Sizanani Lucky Stars are not the only choir from the Mbube competitions who sing workers’ songs. The Clover Choir also began to sing worker songs when a union, Sweet Food and Allied Workers Union, came to their dairy. Their songs go like this:-


“Ngiyacela kuye uFosatu Siyacela kuye u Fosatu Asi khanyisele indlela.”

“I am asking you Fosatu We are asking you, Fosatu To light our path”


HERE, THERE AND EVERY­ WHERE


The union choirs come from far and near. The metal workers of Brits also have a choir. They belong to a union called the Metal and Allied Workers Union (MAWU).


They got together after a strike. All 300 workers used to meet in the Catholic Hall everyday. And so when they started a choir, they sang about their strike and about their union. They sang:-


“Ke Fosatu Ke ya rona ethusang bad iri mobathapi Hore batle babone Ditshwanno tsa bona mabathaphing Amandla awethu Niyabasaba Asibasabi Siyabafuna”

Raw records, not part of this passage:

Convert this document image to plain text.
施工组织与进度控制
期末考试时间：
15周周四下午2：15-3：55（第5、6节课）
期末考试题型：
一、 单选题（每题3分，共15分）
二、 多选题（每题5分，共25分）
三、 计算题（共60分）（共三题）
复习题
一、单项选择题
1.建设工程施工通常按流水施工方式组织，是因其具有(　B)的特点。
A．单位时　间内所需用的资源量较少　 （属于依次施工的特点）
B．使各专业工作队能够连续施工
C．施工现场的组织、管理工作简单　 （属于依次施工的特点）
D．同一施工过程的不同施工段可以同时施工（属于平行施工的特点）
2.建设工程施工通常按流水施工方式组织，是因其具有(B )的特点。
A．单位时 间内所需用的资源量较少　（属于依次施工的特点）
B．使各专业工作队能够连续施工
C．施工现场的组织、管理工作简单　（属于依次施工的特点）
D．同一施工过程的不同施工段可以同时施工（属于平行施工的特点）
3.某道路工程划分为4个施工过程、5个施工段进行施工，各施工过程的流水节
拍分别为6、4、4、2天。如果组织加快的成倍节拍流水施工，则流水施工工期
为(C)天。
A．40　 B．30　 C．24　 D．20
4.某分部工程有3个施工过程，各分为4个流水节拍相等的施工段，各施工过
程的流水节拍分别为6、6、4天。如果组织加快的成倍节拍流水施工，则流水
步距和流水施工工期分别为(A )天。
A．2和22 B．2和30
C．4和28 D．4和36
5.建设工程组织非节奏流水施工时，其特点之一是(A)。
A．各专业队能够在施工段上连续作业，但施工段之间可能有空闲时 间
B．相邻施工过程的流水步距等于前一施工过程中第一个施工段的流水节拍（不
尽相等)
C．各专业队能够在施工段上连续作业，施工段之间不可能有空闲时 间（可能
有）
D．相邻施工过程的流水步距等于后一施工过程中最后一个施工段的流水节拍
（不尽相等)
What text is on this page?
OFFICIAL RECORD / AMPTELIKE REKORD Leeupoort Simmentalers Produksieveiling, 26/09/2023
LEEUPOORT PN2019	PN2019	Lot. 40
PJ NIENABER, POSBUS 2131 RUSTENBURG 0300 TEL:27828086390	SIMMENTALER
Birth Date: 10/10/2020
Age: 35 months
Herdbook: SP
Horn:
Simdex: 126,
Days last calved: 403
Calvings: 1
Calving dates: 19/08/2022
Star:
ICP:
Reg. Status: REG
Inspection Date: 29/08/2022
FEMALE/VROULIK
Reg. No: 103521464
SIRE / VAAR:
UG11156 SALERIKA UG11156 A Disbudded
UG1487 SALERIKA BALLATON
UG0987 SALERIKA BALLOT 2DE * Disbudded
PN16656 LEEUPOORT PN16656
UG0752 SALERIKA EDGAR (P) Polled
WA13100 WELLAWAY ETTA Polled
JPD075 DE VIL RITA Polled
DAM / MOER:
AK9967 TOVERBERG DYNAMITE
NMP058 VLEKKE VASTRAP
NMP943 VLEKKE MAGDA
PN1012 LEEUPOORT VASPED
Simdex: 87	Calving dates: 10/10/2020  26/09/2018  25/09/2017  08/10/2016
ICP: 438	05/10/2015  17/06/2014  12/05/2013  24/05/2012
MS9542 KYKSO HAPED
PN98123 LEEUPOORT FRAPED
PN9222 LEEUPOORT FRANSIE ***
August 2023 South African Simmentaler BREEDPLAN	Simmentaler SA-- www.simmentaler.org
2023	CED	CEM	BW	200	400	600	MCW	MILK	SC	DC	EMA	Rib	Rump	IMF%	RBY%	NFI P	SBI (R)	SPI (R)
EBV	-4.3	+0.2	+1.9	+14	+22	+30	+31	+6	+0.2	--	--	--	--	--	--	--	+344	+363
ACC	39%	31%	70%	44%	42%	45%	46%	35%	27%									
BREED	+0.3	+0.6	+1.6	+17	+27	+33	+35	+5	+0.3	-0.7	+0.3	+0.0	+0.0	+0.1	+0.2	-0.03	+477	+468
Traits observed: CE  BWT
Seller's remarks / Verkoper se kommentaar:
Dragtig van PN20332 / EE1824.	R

“This Fosatu is ours It helps the workers against the bosses So they can get their rights The power is ours Are you afraid of them? We are not afraid, we want to get them”.

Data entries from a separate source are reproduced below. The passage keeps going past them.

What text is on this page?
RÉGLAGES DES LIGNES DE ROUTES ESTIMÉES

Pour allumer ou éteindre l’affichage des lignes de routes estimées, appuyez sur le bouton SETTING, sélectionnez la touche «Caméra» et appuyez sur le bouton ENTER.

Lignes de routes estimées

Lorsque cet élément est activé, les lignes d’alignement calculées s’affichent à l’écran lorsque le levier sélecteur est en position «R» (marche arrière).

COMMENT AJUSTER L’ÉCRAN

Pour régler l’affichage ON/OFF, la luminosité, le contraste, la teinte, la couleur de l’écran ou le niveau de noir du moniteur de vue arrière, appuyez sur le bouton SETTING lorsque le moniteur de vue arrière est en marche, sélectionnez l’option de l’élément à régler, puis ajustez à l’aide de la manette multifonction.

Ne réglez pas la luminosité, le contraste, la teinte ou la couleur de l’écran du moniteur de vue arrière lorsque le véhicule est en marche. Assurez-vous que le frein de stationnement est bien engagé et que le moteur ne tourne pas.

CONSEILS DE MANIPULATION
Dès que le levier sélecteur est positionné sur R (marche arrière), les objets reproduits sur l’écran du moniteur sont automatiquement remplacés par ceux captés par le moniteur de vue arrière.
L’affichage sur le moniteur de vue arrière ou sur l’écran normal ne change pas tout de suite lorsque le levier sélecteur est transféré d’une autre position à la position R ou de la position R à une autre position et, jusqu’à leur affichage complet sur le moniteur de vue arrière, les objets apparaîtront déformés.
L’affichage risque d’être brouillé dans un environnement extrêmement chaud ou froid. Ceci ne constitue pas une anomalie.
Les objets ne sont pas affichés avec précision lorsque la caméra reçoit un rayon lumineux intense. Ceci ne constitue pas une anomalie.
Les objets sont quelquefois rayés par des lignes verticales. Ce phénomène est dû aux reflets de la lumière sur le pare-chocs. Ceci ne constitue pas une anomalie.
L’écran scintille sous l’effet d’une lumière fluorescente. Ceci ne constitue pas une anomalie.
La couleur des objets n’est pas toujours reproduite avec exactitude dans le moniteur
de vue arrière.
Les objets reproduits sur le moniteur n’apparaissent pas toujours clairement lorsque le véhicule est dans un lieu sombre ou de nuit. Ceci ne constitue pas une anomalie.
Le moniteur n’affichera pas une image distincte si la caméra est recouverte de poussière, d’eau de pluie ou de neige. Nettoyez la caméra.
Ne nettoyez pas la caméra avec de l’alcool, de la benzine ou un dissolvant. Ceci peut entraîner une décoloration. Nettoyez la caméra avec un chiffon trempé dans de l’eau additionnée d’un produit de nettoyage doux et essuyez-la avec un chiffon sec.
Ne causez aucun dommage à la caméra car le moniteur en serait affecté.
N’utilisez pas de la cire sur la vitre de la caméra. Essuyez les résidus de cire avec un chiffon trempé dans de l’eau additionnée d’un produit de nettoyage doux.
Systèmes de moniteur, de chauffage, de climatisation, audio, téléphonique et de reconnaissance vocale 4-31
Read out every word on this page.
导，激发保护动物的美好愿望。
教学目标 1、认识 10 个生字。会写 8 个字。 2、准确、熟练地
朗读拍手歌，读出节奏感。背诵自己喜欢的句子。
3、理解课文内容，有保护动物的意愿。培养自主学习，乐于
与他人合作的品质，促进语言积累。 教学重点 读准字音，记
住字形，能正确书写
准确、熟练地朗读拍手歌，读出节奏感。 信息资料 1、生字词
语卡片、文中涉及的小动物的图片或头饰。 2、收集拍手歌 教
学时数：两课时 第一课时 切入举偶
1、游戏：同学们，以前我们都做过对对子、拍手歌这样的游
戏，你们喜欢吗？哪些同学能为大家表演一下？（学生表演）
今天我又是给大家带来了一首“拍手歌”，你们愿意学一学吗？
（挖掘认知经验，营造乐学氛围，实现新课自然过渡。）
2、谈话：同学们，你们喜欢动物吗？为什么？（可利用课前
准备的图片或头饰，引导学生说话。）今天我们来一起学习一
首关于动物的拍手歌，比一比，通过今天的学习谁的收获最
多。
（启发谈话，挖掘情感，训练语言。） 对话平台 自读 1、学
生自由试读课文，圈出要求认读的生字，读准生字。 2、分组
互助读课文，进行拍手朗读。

And then there is also the K- Team from the Kellogs factory on the East Rand. They tells us about one of their songs before they sing it. “This song is about Andries Raditsela, a shop steward for the Chemical and Industrial Workers Union. He was arrested by the police. Then they set him free. Two hours later he died, from head injuries.”


These are not the only choirs. There are many others. There is the Umbrella Choir, the Frame Choir, the Pretoria Auto Plastics Choir, the Simba Quix Choir and still more. They are all from different unions and different places.


THE UNIONS HELP THE CHOIRS AND THE CHOIRS HELP THE UNIONS


The unions are pleased with the choirs. The workers are proud of them even if they don’t sing themselves. The choirs help the unions with their work. They help because they sing about what is happening in the unions or even in the country. The choirs also help to make long meetings more interesting. They show that the unions are not about work only.


“We try to bring new songs to the workers,” says Khosi. “We try not to sing old songs. People just get bored with this. Or the workers will join in – and a large meeting of workers will sing more powerfully than the choir anyway.


“Workers have taken some of our songs – and now they sing these songs in meetings. We have to work hard looking for and writing new songs.”


The choirs show the new feeling of working people today. They show us that people feel strong in them­ selves, strong to stand up and sing their own songs, strong to help people know their problems, and strong to do something about them.